José Henrique Fonseca, diretor-geral da série, concorda.
— A gente já sentia, já intuía um pouco todo esse interesse que teve em cima do tema. Não é que é um tema, é o tema. Então, é uma série que já vinha com uma pertinência enorme — afirma ele, por telefone, de Portugal, onde vive há dois meses com a mulher, a atriz Cláudia Abreu, e os filhos. Sobre a bem-sucedida transposição da obra literária para a produção audiovisual, Fonseca pondera:
— Você vai vendo, vai batendo bola com os roteiristas para ver a viabilidade daquelas questões todas, adaptações são feitas, porque você tem ali toda uma gramática cinematográfica que entra em cima da história: qual é o jeito que a gente acha que isso pode ficar legal, em qual tipo de ritmo que você quer que o espectador embarque. Isso é um esforço conjunto. É difícil você ter sucesso sem ter esses três bem encaminhados: roteiro, direção e atuação.
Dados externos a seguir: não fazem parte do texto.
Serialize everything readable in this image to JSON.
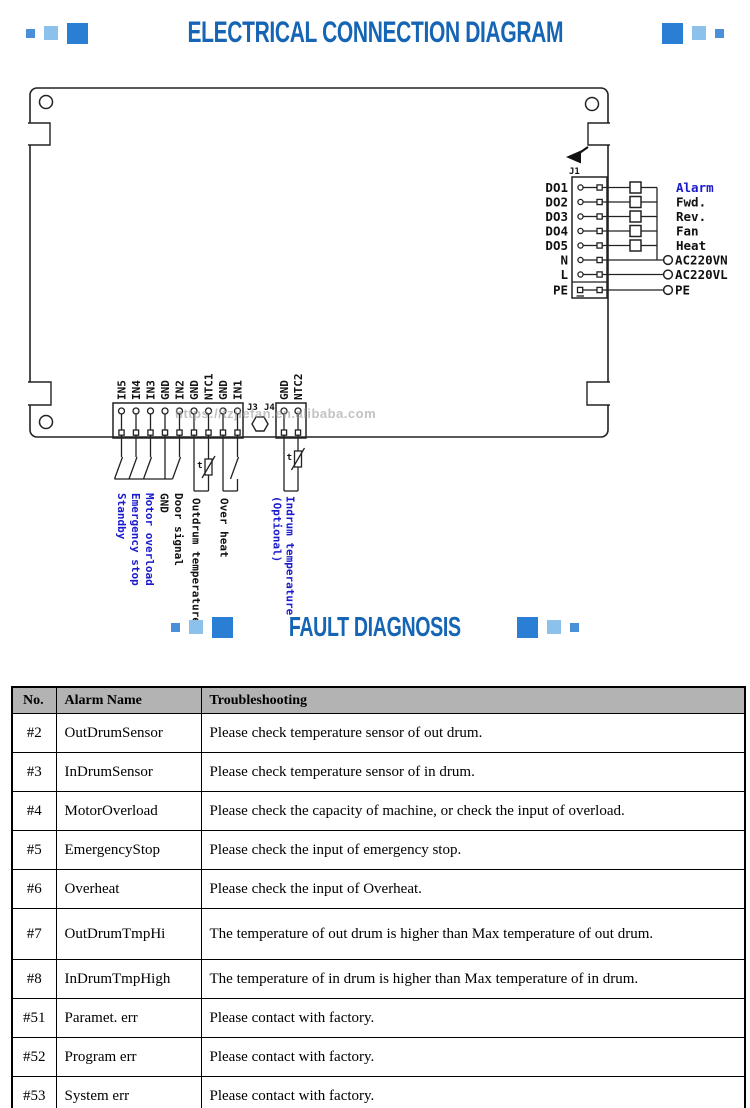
{
  "page": {
    "title1": "ELECTRICAL CONNECTION DIAGRAM",
    "title2": "FAULT DIAGNOSIS"
  },
  "colors": {
    "title_blue": "#1565b4",
    "square_dark": "#2a7fd4",
    "square_mid": "#8bc1ea",
    "square_small": "#4a90d9",
    "label_blue": "#1a1acc",
    "table_header_bg": "#b3b3b3"
  },
  "watermark": "https://tzjiefan.en.alibaba.com",
  "diagram": {
    "thermistor_label": "t",
    "j1": {
      "connector": "J1",
      "rows": [
        {
          "pin": "DO1",
          "right": "Alarm"
        },
        {
          "pin": "DO2",
          "right": "Fwd."
        },
        {
          "pin": "DO3",
          "right": "Rev."
        },
        {
          "pin": "DO4",
          "right": "Fan"
        },
        {
          "pin": "DO5",
          "right": "Heat"
        },
        {
          "pin": "N",
          "right": "AC220VN"
        },
        {
          "pin": "L",
          "right": "AC220VL"
        },
        {
          "pin": "PE",
          "right": "PE"
        }
      ]
    },
    "j3": {
      "connector": "J3",
      "pins": [
        "IN5",
        "IN4",
        "IN3",
        "GND",
        "IN2",
        "GND",
        "NTC1",
        "GND",
        "IN1"
      ]
    },
    "j4": {
      "connector": "J4",
      "pins": [
        "GND",
        "NTC2"
      ]
    },
    "bottom_labels": [
      {
        "text": "Standby"
      },
      {
        "text": "Emergency stop"
      },
      {
        "text": "Motor overload"
      },
      {
        "text": "GND"
      },
      {
        "text": "Door signal"
      },
      {
        "text": "Outdrum temperature"
      },
      {
        "text": "Over heat"
      },
      {
        "text": "Indrum temperature"
      },
      {
        "text": "(Optional)"
      }
    ]
  },
  "table": {
    "headers": [
      "No.",
      "Alarm Name",
      "Troubleshooting"
    ],
    "rows": [
      {
        "no": "#2",
        "name": "OutDrumSensor",
        "troubleshooting": "Please check temperature sensor of out drum."
      },
      {
        "no": "#3",
        "name": "InDrumSensor",
        "troubleshooting": "Please check temperature sensor of in drum."
      },
      {
        "no": "#4",
        "name": "MotorOverload",
        "troubleshooting": "Please check the capacity of machine, or check the input of overload."
      },
      {
        "no": "#5",
        "name": "EmergencyStop",
        "troubleshooting": "Please check the input of emergency stop."
      },
      {
        "no": "#6",
        "name": "Overheat",
        "troubleshooting": "Please check the input of Overheat."
      },
      {
        "no": "#7",
        "name": "OutDrumTmpHi",
        "troubleshooting": "The temperature of out drum is higher than Max temperature of out drum."
      },
      {
        "no": "#8",
        "name": "InDrumTmpHigh",
        "troubleshooting": "The temperature of in drum is higher than Max temperature of in drum."
      },
      {
        "no": "#51",
        "name": "Paramet. err",
        "troubleshooting": "Please contact with factory."
      },
      {
        "no": "#52",
        "name": "Program err",
        "troubleshooting": "Please contact with factory."
      },
      {
        "no": "#53",
        "name": "System err",
        "troubleshooting": "Please contact with factory."
      }
    ]
  }
}
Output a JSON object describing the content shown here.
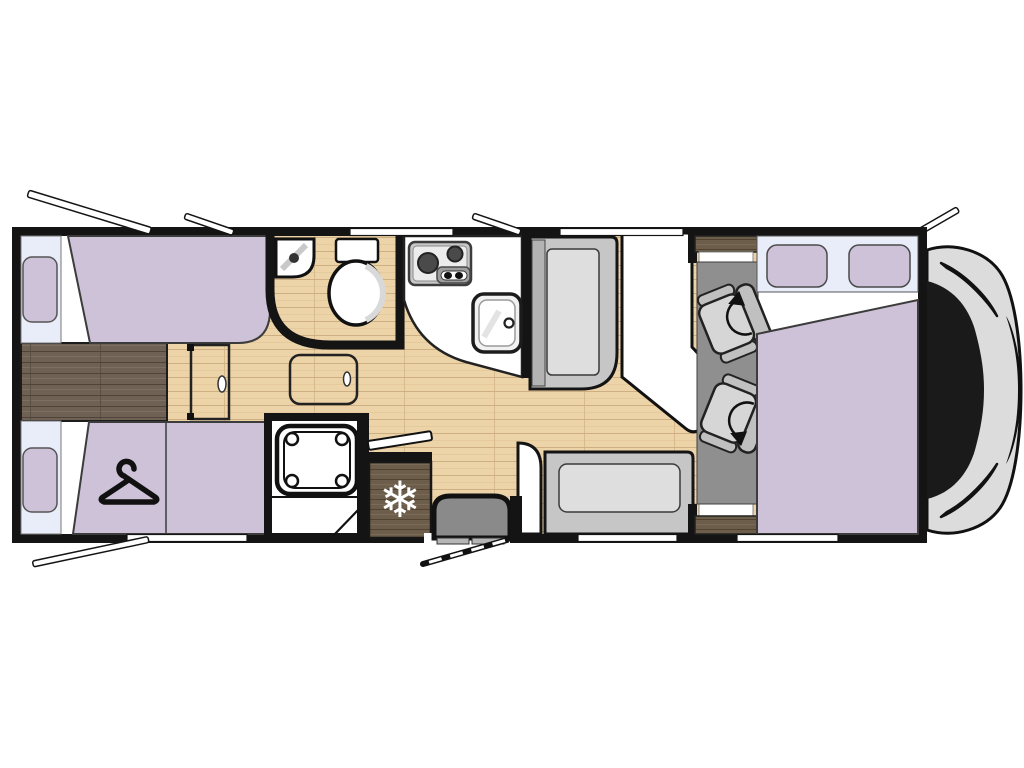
{
  "diagram": {
    "kind": "motorhome-floor-plan",
    "view": "top-down",
    "rooms": [
      "rear-twin-bedroom",
      "washroom",
      "shower",
      "kitchen",
      "dinette",
      "cab",
      "overcab-bed"
    ],
    "furniture": [
      "twin-bed-left-upper",
      "twin-bed-left-lower",
      "wardrobe-hanger",
      "corner-washbasin",
      "toilet",
      "shower-tray",
      "two-burner-hob",
      "kitchen-sink",
      "refrigerator",
      "entry-step",
      "dinette-bench-side",
      "dinette-bench-rear",
      "dinette-table",
      "swivel-cab-seat-front",
      "swivel-cab-seat-rear",
      "double-bed-overcab",
      "vehicle-front-cab"
    ]
  },
  "icons": {
    "snowflake_glyph": "❄"
  },
  "colors": {
    "page_bg": "#ffffff",
    "wall": "#141414",
    "purple": "#cec2d8",
    "blue": "#e8edf9",
    "white": "#ffffff",
    "bench": "#c6c6c6",
    "cushion": "#dedede",
    "cab_floor": "#8f8f8f",
    "seat": "#d6d6d6",
    "seat_frame": "#c0c0c0",
    "step": "#8a8a8a",
    "nose": "#dcdcdc",
    "glass": "#1a1a1a"
  }
}
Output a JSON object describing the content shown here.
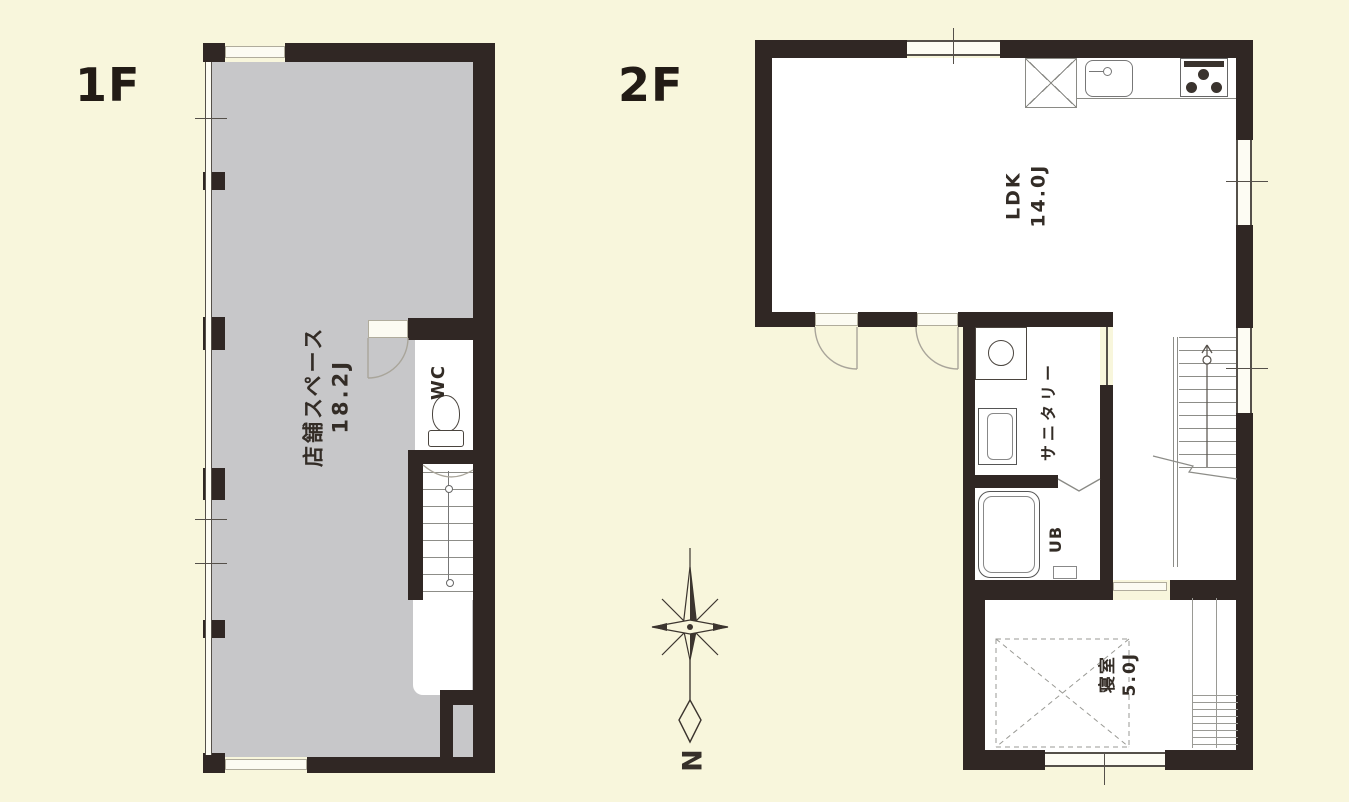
{
  "title": "間取り図 1F / 2F",
  "colors": {
    "background": "#f8f6dc",
    "wall": "#302724",
    "shop_fill": "#c7c7c9",
    "line": "#55504a",
    "text": "#332c26"
  },
  "floor1": {
    "label": "1F",
    "shop_name": "店舗スペース",
    "shop_size": "18.2J",
    "wc_label": "WC"
  },
  "floor2": {
    "label": "2F",
    "ldk_name": "LDK",
    "ldk_size": "14.0J",
    "sanitary_label": "サニタリー",
    "bath_label": "UB",
    "bedroom_name": "寝室",
    "bedroom_size": "5.0J"
  },
  "compass": {
    "north_label": "N"
  }
}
De fato, essa engrenagem funciona em sintonia na série. Roteiro e direção estão muito bem alinhados, imprimindo o suspense, a agilidade e as necessárias pausas aos detalhes na medida certa. Há cenas chocantes, sem serem explicitamente reveladas. E, para quem gosta do gênero policial, suspense, pode até encontrar pitadas de O Silêncio dos Inocentes e Millennium: Os Homens que Não Amavam as Mulheres.
O elenco, como um todo, é um capítulo à parte. Edu Moscovis faz um trabalho primoroso, e assustador, como o serial killer de aparência gentil. Camila Morgado confere a carga dramática de grande atriz à sua Janete. E Tainá constrói, de forma impecável, as nuances de sua heroína — ou anti-heroína?
Mesmo com trajetória marcada pelo ecletismo, José Henrique Fonseca é um expert no gênero policial, por habilidade e herança. Filho do escritor Rubem Fonseca, um dos grandes nomes da literatura policial brasileira, morto em abril, ele cresceu lendo e vendo o pai escrevendo seus célebres romances. Os dois chegaram a trabalhar juntos, no filme O Homem do Ano e na série Mandrake.
— A verdadeira herança que levo é essa herança cultural, que você tem que ser persistente com as coisas, trabalhar todo o dia — diz o diretor, que está na torcida pela segunda temporada de Bom Dia, Verônica.
A legião de fãs que série já tem também.